Перенесение центра тяжести на личные достоинства человека означало, что, чем более высоким является ранг знатности человека, тем больше требований должно предъявляться к личным его достоинствам. Унаследованный статус, таким образом,— не индульгенция, а обязательство, вексель, по которому наследник должен платить.
Однако превращение личных достоинств человека в критерий, удостоверяющий его благородство, не означало ниспровержения традиционного принципа наследственной знатности и перебазирования всей аристократической структуры на фундамент, краеугольными камнями которого являются личные заслуги. Отнюдь нет. Хотя Англия в XVI в. знала немало примеров возвышения простолюдинов благодаря их дарованиям или богатству (вплоть до верхних ступеней служилой иерархии), тем не менее гуманисты были далеки от мысли сменить наследственную аристократию аристократией таланта («добродетели не украшаются знатностью, а, наоборот, знатность украшается добродетелями»). Все сводилось к призыву: «Будьте достойны ранга». Так, Монтень придавал решающее значение личным достоинствам в сравнении с наследственным титулом человека, и все же он хотел бы их совместить. «Знатность,— отмечает он,— достойное и ценное качество, учитывающееся на здравом основании, но, поскольку оно во многом зависит от других [оснований], оно (в оценке личности) уступает личным достоинствам»20. Скорее всего, речь шла о том, чтобы использовать категорию «истинное благородство» для размежевания в рядах самой старой знати, для отбора из ее среды действительно достойных, истинных носителей «virtu» и тем самым заслуживающих своего высокого положения в государстве.
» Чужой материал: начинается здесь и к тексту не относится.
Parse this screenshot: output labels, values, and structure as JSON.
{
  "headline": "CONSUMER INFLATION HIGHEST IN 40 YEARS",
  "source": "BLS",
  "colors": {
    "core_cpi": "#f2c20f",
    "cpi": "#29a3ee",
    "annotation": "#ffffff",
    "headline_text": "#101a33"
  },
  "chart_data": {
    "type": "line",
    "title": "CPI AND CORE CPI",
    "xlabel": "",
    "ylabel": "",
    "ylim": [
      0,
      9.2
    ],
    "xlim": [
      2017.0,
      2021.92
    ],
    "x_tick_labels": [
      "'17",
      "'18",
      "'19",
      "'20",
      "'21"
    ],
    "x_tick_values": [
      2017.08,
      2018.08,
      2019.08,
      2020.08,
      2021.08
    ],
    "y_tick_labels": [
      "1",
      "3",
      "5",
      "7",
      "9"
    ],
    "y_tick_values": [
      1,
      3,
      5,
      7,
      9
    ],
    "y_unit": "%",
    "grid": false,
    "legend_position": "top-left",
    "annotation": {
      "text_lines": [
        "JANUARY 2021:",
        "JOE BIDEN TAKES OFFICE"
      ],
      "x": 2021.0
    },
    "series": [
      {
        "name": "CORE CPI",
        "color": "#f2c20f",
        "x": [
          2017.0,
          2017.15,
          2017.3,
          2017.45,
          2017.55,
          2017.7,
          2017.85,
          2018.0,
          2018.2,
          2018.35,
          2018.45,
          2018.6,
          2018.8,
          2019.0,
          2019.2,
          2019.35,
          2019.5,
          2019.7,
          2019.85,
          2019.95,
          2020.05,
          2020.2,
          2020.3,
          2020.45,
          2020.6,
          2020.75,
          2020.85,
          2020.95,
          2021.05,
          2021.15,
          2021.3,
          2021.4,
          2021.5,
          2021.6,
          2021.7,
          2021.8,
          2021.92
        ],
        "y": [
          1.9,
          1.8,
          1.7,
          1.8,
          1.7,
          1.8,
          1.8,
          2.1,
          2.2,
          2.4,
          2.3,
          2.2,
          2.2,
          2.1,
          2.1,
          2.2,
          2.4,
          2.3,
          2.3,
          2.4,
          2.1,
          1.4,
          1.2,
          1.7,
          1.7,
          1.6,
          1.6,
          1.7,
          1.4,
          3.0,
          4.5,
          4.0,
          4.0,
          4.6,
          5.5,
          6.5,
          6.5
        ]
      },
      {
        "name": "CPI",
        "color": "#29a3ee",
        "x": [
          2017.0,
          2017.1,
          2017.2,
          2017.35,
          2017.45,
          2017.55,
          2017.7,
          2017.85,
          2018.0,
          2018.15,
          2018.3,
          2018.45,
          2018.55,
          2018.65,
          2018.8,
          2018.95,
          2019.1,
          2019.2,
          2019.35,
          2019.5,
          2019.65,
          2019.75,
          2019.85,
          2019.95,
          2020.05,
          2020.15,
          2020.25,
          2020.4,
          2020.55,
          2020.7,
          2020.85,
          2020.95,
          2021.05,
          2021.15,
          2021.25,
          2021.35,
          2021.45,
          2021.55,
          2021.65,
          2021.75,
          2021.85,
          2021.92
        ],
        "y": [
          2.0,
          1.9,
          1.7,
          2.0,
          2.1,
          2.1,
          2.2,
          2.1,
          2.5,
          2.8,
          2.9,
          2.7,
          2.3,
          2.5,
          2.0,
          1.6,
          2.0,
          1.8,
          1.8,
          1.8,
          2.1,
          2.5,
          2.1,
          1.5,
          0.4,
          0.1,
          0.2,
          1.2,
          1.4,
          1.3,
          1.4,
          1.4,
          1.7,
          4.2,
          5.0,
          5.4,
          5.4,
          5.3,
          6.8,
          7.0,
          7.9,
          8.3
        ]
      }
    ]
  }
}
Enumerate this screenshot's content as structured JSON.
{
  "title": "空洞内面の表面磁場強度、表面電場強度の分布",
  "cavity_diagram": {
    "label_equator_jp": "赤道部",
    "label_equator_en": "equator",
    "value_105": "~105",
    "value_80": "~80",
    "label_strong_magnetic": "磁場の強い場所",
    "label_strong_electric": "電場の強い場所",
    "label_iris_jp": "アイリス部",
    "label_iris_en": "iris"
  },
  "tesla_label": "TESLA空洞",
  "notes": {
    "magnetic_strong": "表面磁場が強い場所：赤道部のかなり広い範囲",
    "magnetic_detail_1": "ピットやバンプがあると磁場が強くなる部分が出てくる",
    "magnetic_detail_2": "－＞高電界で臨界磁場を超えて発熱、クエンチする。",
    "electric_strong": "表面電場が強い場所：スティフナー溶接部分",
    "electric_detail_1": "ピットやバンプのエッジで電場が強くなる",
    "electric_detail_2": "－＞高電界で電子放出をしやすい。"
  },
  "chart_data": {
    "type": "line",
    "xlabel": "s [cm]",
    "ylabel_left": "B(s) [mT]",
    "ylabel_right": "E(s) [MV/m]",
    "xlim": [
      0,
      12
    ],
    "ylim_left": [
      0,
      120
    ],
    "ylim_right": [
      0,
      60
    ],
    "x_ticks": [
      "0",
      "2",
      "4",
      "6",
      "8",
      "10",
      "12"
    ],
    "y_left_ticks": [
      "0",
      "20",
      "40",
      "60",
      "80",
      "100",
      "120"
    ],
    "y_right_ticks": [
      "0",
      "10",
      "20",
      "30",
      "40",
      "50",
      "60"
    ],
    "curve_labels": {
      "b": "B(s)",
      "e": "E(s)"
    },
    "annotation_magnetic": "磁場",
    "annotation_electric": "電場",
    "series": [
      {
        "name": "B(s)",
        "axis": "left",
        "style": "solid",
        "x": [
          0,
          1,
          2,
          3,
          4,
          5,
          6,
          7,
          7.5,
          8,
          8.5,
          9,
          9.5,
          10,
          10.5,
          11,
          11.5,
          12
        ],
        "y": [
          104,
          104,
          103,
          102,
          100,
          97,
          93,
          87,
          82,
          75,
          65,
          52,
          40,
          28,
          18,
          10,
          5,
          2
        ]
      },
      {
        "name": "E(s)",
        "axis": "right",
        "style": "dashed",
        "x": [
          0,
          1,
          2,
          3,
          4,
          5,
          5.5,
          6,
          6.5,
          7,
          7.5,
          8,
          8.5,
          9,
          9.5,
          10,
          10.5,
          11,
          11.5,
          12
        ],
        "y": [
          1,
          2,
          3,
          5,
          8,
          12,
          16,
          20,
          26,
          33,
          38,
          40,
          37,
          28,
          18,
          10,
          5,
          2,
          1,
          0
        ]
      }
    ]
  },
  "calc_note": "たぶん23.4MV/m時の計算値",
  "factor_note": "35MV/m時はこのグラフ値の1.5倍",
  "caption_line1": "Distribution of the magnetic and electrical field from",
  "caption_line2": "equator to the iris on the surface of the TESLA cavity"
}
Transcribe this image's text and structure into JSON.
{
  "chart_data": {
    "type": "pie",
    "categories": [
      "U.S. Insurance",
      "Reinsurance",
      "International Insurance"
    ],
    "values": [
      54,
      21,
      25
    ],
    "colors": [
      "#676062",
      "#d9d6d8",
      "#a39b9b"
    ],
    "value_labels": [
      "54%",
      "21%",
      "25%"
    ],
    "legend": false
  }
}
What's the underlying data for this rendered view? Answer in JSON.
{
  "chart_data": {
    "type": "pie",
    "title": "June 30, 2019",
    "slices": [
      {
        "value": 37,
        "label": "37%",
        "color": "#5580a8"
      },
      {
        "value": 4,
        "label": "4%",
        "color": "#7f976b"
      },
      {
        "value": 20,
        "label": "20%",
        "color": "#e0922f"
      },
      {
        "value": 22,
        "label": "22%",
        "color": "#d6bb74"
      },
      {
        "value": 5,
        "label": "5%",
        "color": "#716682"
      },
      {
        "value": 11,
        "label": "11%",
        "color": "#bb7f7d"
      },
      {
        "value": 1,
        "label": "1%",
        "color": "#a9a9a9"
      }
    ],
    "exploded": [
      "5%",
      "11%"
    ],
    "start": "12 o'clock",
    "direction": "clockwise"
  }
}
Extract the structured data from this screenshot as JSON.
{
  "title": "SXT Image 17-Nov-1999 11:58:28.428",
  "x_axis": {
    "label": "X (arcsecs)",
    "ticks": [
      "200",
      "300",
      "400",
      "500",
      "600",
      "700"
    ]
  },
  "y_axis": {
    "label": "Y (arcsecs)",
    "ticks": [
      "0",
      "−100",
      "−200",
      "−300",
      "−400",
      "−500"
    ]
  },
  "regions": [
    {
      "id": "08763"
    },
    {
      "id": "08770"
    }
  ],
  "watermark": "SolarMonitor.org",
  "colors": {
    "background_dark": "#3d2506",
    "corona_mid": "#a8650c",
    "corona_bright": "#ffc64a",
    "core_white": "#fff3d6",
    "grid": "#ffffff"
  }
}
Недаром все книги о воспитании того времени адресуются прежде всего титулованной знати.
Итак, цель всех ренессансных рассуждений насчет критериев «истинного благородства» заключалась не в том, чтобы облагородить простолюдина, а в том, чтобы возвысить знатного до морального и духовного уровня, к которому его обязывает сословный статус. Известный афоризм Филиппа Сиднея: «Я не геральдист, чтобы исследовать родословную людей, для меня достаточно, если я знаю их достоинства» — скорее относится к области личной морали гуманистов. Что касается социальной этики, то в ней господствовала презумпция, согласно которой знатный рожден с лучшими наклонностями и восприимчивостью к добродетели. Отсюда делалось заключение: знать — украшение государства.